16 Aralık 2012 Pazar

Konut Kredisini Yapılandırmaya Gidenler Dikkat


Tüketici kredileri, konut kredileri ve otomobil kredilerinde yeniden yapılandırma tüketici açısından büyük avantajlar sağlayabileceği gibi yapılacak yanlış bir hareket, tüketicinin tüm yaşamını etkileyebilir

Kredilerde uzun zamandır beklenen yüzde 1’in altındaki faiz oranları, daha önce kredi kullananlar açısından ‘yeniden yapılandırma’ opsiyonunu gündeme getirdi.
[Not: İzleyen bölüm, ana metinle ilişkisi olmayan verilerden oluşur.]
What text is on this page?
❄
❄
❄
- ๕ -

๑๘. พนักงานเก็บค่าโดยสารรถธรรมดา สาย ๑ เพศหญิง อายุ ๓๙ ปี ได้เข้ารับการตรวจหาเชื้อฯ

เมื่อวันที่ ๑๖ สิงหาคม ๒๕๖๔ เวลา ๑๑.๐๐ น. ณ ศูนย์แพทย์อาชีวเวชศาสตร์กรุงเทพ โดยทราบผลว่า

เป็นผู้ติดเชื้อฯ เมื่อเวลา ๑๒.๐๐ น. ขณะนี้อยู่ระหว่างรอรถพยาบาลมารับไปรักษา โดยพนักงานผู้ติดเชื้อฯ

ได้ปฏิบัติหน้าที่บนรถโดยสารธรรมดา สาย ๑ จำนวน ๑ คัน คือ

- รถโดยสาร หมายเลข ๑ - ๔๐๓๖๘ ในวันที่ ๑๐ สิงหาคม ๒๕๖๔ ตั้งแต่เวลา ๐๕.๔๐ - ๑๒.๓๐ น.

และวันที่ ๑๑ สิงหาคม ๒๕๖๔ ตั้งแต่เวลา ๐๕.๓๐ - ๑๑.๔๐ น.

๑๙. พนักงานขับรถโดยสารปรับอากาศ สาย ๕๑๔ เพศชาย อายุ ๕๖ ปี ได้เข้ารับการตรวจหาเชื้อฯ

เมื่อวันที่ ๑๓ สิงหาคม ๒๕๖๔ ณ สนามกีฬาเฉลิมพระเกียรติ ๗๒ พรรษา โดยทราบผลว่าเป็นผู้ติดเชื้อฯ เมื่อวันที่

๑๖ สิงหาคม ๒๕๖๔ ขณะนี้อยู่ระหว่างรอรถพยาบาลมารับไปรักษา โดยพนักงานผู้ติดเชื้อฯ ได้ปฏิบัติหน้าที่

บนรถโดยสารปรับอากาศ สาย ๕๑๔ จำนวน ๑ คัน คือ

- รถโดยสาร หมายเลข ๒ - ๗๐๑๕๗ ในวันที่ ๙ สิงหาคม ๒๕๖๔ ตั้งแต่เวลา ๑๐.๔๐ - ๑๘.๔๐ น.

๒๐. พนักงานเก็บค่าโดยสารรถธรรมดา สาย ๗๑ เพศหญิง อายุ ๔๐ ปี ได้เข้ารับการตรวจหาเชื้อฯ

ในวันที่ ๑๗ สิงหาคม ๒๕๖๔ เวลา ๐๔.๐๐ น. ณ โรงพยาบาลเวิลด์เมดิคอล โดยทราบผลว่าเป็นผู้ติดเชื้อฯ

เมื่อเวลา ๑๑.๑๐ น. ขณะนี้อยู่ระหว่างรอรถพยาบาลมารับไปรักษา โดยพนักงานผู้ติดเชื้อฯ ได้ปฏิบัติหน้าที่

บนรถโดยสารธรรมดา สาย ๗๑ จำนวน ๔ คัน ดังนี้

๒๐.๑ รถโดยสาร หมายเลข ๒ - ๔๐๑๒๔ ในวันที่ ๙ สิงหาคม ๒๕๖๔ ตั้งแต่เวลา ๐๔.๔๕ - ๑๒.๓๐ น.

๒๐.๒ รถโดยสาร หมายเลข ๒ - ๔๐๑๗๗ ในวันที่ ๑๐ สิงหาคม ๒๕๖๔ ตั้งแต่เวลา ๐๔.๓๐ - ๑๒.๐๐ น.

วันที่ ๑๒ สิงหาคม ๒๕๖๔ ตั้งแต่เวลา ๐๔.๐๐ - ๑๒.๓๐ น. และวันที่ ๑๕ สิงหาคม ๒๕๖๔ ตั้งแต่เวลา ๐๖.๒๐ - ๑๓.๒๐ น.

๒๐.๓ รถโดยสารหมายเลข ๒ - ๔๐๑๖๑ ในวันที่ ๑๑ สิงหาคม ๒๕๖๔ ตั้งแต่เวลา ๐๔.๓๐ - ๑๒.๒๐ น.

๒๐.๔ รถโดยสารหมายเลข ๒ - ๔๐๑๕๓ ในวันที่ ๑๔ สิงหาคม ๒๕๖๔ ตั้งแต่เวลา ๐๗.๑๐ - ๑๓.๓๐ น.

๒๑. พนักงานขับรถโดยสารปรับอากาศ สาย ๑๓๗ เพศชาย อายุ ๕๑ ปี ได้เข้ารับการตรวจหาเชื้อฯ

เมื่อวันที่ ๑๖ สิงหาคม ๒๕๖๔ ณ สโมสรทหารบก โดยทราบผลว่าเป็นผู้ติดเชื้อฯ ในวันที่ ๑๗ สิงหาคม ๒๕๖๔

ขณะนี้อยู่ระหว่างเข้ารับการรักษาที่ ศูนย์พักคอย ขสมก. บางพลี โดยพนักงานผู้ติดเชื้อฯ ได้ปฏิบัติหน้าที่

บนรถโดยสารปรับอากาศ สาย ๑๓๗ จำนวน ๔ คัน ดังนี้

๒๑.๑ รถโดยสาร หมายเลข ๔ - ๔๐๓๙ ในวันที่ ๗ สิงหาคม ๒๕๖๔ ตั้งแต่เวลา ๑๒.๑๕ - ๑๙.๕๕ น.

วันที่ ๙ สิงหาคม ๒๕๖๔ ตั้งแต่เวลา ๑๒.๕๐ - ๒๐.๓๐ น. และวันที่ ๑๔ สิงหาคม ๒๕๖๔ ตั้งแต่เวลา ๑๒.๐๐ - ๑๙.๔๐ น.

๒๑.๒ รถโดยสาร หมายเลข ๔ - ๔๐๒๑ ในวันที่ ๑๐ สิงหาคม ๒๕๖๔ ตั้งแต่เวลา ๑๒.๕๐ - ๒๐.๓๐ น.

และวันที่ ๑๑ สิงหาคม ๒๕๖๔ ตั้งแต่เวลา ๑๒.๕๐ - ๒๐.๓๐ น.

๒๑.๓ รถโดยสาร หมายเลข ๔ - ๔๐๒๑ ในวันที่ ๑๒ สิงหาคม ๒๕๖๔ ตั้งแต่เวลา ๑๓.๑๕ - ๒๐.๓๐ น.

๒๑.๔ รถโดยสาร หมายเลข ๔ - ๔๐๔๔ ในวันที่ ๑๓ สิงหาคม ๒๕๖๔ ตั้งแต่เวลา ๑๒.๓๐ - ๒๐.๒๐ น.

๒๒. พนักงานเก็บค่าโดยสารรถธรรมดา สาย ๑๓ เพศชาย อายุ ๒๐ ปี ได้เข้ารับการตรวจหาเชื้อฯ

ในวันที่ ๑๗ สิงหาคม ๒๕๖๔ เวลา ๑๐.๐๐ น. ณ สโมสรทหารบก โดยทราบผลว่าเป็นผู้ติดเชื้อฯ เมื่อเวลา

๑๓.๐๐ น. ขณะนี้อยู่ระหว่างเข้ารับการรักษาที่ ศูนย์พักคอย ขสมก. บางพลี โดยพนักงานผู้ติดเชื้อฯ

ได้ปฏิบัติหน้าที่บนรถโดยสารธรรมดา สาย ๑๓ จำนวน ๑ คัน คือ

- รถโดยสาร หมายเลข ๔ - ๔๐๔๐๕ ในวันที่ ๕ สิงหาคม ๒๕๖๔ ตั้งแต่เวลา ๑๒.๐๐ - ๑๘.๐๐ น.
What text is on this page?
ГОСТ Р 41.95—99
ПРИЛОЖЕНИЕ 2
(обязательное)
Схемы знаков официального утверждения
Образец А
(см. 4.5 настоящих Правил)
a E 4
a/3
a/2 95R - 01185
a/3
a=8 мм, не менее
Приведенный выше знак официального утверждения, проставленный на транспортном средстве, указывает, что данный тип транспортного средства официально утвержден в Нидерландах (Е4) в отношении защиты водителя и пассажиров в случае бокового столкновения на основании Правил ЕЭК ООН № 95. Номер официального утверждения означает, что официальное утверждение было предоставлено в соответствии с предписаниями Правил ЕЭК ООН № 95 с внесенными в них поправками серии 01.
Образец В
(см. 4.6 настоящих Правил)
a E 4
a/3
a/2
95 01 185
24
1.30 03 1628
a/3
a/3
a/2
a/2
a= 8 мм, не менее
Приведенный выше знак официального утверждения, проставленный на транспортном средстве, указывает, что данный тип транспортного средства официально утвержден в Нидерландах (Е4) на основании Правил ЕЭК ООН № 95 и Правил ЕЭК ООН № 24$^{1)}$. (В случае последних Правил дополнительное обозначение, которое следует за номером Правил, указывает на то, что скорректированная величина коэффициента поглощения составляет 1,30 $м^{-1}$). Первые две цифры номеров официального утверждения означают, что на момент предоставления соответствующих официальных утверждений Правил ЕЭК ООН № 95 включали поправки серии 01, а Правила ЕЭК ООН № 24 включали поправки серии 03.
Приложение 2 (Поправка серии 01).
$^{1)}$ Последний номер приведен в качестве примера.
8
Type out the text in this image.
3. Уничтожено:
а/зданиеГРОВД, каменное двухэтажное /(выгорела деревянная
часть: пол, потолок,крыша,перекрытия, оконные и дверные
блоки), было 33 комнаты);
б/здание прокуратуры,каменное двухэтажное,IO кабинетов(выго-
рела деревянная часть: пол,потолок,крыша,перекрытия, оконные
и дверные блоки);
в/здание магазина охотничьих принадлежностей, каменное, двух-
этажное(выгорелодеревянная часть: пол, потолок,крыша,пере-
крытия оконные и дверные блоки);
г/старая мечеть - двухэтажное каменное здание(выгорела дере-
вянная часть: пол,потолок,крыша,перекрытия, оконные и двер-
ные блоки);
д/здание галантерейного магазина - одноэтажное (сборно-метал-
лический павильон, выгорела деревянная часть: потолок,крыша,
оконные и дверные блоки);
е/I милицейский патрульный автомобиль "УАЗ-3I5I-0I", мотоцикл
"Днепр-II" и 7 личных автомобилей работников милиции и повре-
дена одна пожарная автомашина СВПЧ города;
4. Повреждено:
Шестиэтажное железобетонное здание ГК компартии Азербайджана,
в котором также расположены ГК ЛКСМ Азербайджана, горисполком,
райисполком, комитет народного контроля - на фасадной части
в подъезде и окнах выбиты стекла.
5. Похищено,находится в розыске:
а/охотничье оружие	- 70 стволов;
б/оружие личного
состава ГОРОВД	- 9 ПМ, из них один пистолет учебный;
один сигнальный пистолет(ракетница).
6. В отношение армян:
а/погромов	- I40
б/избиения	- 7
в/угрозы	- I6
En basit tanımıyla daha yüksek faiz oranı üzerinden kullanılmış bir kredinin, faizlerin düşmesiyle birlikte kalan borca düşük faiz oranı üzerinden yeni bir kredi alınması olarak tanımlanan bu işlemin hangi koşullarda yapıldığı büyük önem taşıyor. Doğru yapılandırmanın tüketici açısından büyük avantajlar sağlayabileceğini ancak yanlış bir hareketin de tüketicinin tüm yaşamını etkileyebileceğine dikkat çeken bankacılık uzmanlarına tüketici kredileri, konut kredileri ve otomobil kredilerinde yeniden yapılandırmanın nasıl, ne zaman, hangi koşullarda yapılması gerektiğini sorduk.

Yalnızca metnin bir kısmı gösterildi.